Migrations, explosion des inégalités et Nouveau Régime Climatique, c’est la même menace. La plupart de nos concitoyens sous-estiment ou dénient ce qui arrive à la terre, mais comprennent parfaitement que la question des migrants met en péril leurs rêves d’une identité assurée.

Pour le moment, bien remontés, bien travaillés par les partis dits « populistes », ils ont saisi la mutation écologique par une seule de ses dimensions : elle jette à travers les frontières des gens dont ils ne veulent pas ; d’où la réponse : « Dressons des frontières étanches et nous échapperons à l’envahissement ! »

Mais c’est l’autre dimension de cette même mutation qu’ils n’ont pas encore ressentie pleinement : le Nouveau Régime Climatique balaye depuis longtemps toutes les frontières et nous expose à tous les vents, sans que nous puissions construire de murs contre ces envahisseurs-là.

Si nous voulons défendre nos appartenances, il va nous falloir identifier aussi ces migrations sans forme ni nation qu’on appelle, climat, érosion, pollution, épuisement des ressources, destruction des habitats. Même en scellant les frontières aux réfugiés sur deux pieds, jamais vous n’empêcherez les autres de passer.

« Mais alors personne n’est plus chez soi ? »

Non, en effet. Ni la souveraineté des États ni l’étanchéité des frontières ne peuvent plus tenir lieu de politique.

« Mais alors tout est ouvert, il faudrait vivre dehors, sans protection aucune, ballotté par tous les vents, mélangé à tout le monde, se battre pour tout, ne plus avoir de garantie, se déplacer sans cesse, perdre toute identité, tout confort ? Qui peut vivre ainsi ? »

Personne, c’est vrai. Ni un oiseau, ni une cellule, ni un migrant, ni un capitaliste. Même Diogène a droit à un tonneau ; un nomade à sa tente ; un réfugié à son asile.

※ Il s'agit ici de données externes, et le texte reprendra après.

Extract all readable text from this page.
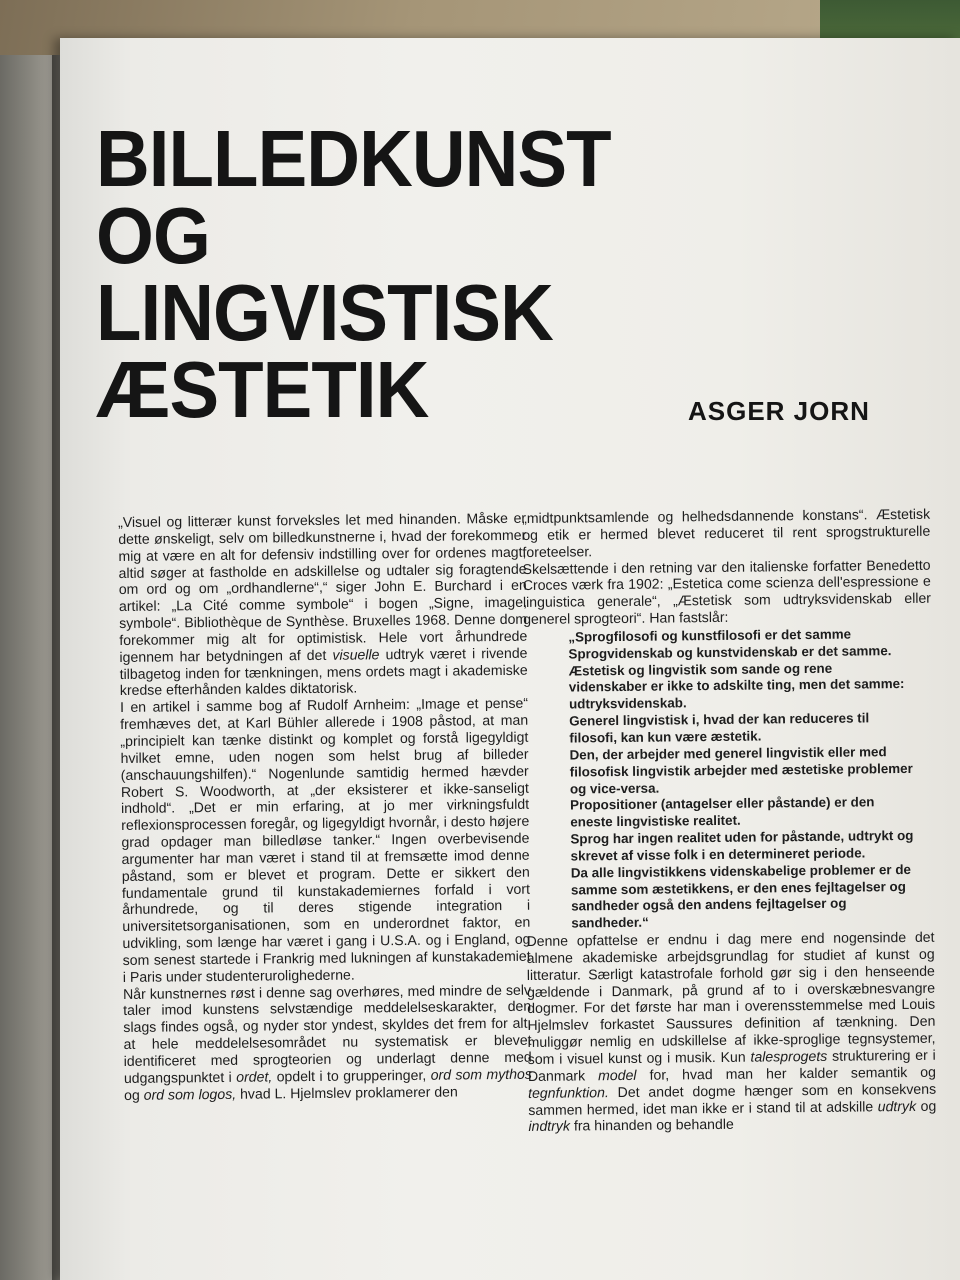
BILLEDKUNST
OG
LINGVISTISK
ÆSTETIK	ASGER JORN

„Visuel og litterær kunst forveksles let med hinanden. Måske er dette ønskeligt, selv om billedkunstnerne i, hvad der forekommer mig at være en alt for defensiv indstilling over for ordenes magt, altid søger at fastholde en adskillelse og udtaler sig foragtende om ord og om „ordhandlerne“,“ siger John E. Burchard i en artikel: „La Cité comme symbole“ i bogen „Signe, image, symbole“. Bibliothèque de Synthèse. Bruxelles 1968. Denne dom forekommer mig alt for optimistisk. Hele vort århundrede igennem har betydningen af det visuelle udtryk været i rivende tilbagetog inden for tænkningen, mens ordets magt i akademiske kredse efterhånden kaldes diktatorisk.

I en artikel i samme bog af Rudolf Arnheim: „Image et pense“ fremhæves det, at Karl Bühler allerede i 1908 påstod, at man „principielt kan tænke distinkt og komplet og forstå ligegyldigt hvilket emne, uden nogen som helst brug af billeder (anschauungshilfen).“ Nogenlunde samtidig hermed hævder Robert S. Woodworth, at „der eksisterer et ikke-sanseligt indhold“. „Det er min erfaring, at jo mer virkningsfuldt reflexionsprocessen foregår, og ligegyldigt hvornår, i desto højere grad opdager man billedløse tanker.“ Ingen overbevisende argumenter har man været i stand til at fremsætte imod denne påstand, som er blevet et program. Dette er sikkert den fundamentale grund til kunstakademiernes forfald i vort århundrede, og til deres stigende integration i universitetsorganisationen, som en underordnet faktor, en udvikling, som længe har været i gang i U.S.A. og i England, og som senest startede i Frankrig med lukningen af kunstakademiet i Paris under studenterurolighederne.

Når kunstnernes røst i denne sag overhøres, med mindre de selv taler imod kunstens selvstændige meddelelseskarakter, den slags findes også, og nyder stor yndest, skyldes det frem for alt, at hele meddelelsesområdet nu systematisk er blevet identificeret med sprogteorien og underlagt denne med udgangspunktet i ordet, opdelt i to grupperinger, ord som mythos og ord som logos, hvad L. Hjelmslev proklamerer den

„midtpunktsamlende og helhedsdannende konstans“. Æstetisk og etik er hermed blevet reduceret til rent sprogstrukturelle foreteelser.

Skelsættende i den retning var den italienske forfatter Benedetto Croces værk fra 1902: „Estetica come scienza dell'espressione e linguistica generale“, „Æstetisk som udtryksvidenskab eller generel sprogteori“. Han fastslår:

„Sprogfilosofi og kunstfilosofi er det samme
Sprogvidenskab og kunstvidenskab er det samme.
Æstetisk og lingvistik som sande og rene videnskaber er ikke to adskilte ting, men det samme: udtryksvidenskab.
Generel lingvistisk i, hvad der kan reduceres til filosofi, kan kun være æstetik.
Den, der arbejder med generel lingvistik eller med filosofisk lingvistik arbejder med æstetiske problemer og vice-versa.
Propositioner (antagelser eller påstande) er den eneste lingvistiske realitet.
Sprog har ingen realitet uden for påstande, udtrykt og skrevet af visse folk i en determineret periode.
Da alle lingvistikkens videnskabelige problemer er de samme som æstetikkens, er den enes fejltagelser og sandheder også den andens fejltagelser og sandheder.“

Denne opfattelse er endnu i dag mere end nogensinde det almene akademiske arbejdsgrundlag for studiet af kunst og litteratur. Særligt katastrofale forhold gør sig i den henseende gældende i Danmark, på grund af to i overskæbnesvangre dogmer. For det første har man i overensstemmelse med Louis Hjelmslev forkastet Saussures definition af tænkning. Den muliggør nemlig en udskillelse af ikke-sproglige tegnsystemer, som i visuel kunst og i musik. Kun talesprogets strukturering er i Danmark model for, hvad man her kalder semantik og tegnfunktion. Det andet dogme hænger som en konsekvens sammen hermed, idet man ikke er i stand til at adskille udtryk og indtryk fra hinanden og behandle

Ne croyez pas une seconde ceux qui prêchent l’appel du grand large, la « prise de risque », l’abandon de toutes les protections et qui continuent à désigner du doigt l’horizon infini de la modernisation pour tous ; ces bons apôtres ne prennent de risques que si leur confort est garanti. Au lieu d’écouter ce qu’ils disent par-devant, regardez plutôt ce qu’ils ont dans le dos : vous y verrez briller le parachute doré, soigneusement plié, qui les assure contre tous les aléas de l’existence.

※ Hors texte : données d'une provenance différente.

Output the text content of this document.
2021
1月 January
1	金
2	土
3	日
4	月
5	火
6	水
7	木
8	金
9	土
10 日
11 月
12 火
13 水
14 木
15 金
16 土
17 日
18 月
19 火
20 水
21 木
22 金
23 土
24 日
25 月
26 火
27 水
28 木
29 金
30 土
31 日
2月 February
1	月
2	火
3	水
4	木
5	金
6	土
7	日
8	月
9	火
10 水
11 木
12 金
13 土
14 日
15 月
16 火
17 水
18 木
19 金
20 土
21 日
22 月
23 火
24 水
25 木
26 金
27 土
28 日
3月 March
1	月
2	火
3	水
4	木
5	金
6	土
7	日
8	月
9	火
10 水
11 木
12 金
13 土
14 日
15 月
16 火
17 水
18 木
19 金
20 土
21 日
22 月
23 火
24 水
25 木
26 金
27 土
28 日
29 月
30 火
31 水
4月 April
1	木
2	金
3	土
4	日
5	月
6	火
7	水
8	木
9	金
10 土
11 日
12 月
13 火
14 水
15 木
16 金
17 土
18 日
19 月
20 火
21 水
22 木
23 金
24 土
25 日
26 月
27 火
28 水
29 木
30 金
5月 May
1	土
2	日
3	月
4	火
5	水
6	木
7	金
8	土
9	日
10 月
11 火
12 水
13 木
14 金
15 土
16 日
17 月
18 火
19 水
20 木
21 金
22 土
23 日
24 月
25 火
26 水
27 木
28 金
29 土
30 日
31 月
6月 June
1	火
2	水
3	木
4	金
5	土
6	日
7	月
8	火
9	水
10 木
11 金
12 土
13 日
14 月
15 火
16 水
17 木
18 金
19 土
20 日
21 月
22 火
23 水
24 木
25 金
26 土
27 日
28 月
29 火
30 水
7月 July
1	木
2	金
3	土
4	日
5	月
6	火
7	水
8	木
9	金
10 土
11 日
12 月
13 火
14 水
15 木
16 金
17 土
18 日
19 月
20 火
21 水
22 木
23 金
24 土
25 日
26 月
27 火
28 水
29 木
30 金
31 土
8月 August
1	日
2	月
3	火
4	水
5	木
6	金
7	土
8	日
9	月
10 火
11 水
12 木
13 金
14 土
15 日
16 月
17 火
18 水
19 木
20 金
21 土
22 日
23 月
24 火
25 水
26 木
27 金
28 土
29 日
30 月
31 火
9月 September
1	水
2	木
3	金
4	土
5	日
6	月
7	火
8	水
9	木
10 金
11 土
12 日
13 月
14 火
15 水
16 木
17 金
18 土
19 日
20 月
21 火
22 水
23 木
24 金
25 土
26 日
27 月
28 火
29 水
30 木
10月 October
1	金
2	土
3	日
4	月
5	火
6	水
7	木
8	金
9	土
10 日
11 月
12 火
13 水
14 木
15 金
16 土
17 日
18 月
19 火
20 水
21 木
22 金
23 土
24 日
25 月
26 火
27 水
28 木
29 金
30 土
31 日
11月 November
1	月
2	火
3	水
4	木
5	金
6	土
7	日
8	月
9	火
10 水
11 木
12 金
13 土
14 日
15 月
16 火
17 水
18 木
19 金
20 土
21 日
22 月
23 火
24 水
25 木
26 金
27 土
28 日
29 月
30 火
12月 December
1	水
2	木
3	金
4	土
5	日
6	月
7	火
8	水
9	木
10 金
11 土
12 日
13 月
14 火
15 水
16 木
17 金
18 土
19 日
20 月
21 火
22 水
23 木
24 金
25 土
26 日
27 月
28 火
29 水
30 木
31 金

Le droit le plus élémentaire, c’est de se sentir rassuré et protégé, surtout au moment où les anciennes protections sont en train de disparaître.

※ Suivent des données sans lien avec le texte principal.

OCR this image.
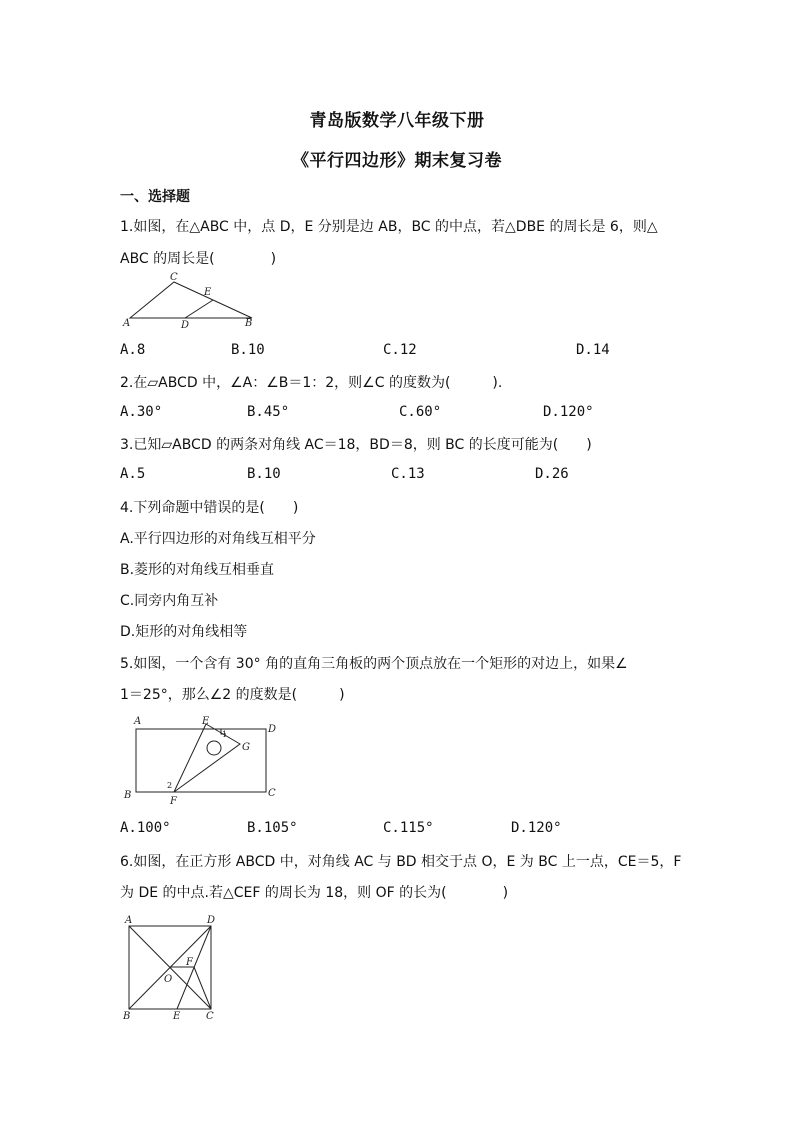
青岛版数学八年级下册
《平行四边形》期末复习卷
一、选择题
1.如图，在△ABC 中，点 D，E 分别是边 AB，BC 的中点，若△DBE 的周长是 6，则△
ABC 的周长是(　　　　)
C
E
A	D	B
A.8	B.10	C.12	D.14
2.在▱ABCD 中，∠A：∠B＝1：2，则∠C 的度数为(　　　).
A.30°	B.45°	C.60°	D.120°
3.已知▱ABCD 的两条对角线 AC＝18，BD＝8，则 BC 的长度可能为(　　)
A.5	B.10	C.13	D.26
4.下列命题中错误的是(　　)
A.平行四边形的对角线互相平分
B.菱形的对角线互相垂直
C.同旁内角互补
D.矩形的对角线相等
5.如图，一个含有 30° 角的直角三角板的两个顶点放在一个矩形的对边上，如果∠
1＝25°，那么∠2 的度数是(　　　)
A	E
D
G
1
2
B
F
C
A.100°	B.105°	C.115°	D.120°
6.如图，在正方形 ABCD 中，对角线 AC 与 BD 相交于点 O，E 为 BC 上一点，CE＝5，F
为 DE 的中点.若△CEF 的周长为 18，则 OF 的长为(　　　　)
A	D
F
O
B	E	C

C’est là le sens de l’histoire à découvrir : comment retisser des bords, des enveloppes, des protections ; comment retrouver une assise en prenant en compte à la fois la fin de la mondialisation, l’ampleur de la migration, ainsi que les limites mises à la souveraineté des États désormais confrontés aux mutations climatiques ?

Surtout, comment rassurer ceux qui ne voient d’autre salut que dans le rappel d’une identité nationale ou ethnique — toujours fraîchement réinventée ? Et, en plus, comment organiser une vie collective autour de ce formidable défi d’accompagner dans la recherche d’un sol durable des millions d’étrangers ?

La question politique est de rassurer et d’abriter toutes les personnes obligées de se mettre en route, tout en les détournant de la fausse protection des identités et des frontières étanches.

Mais comment rassurer ? Comment donner à tous les migrants le sentiment d’être protégés sans aussitôt se reposer sur une identité de souche, de race autochtone, de frontière étanche et d’assurance tous risques ?

Pour rassurer, il faudrait être capable de réussir deux mouvements complémentaires que l’épreuve de la modernisation avait rendus contradictoires : s’attacher à un sol d’une part ; se mondialiser de l’autre. Jusqu’ici, il est vrai, une telle opération était tenue pour impossible : entre les deux, dit-on, il fallait choisir. C’est à cette apparente contradiction que l’histoire présente est peut-être en train de mettre fin.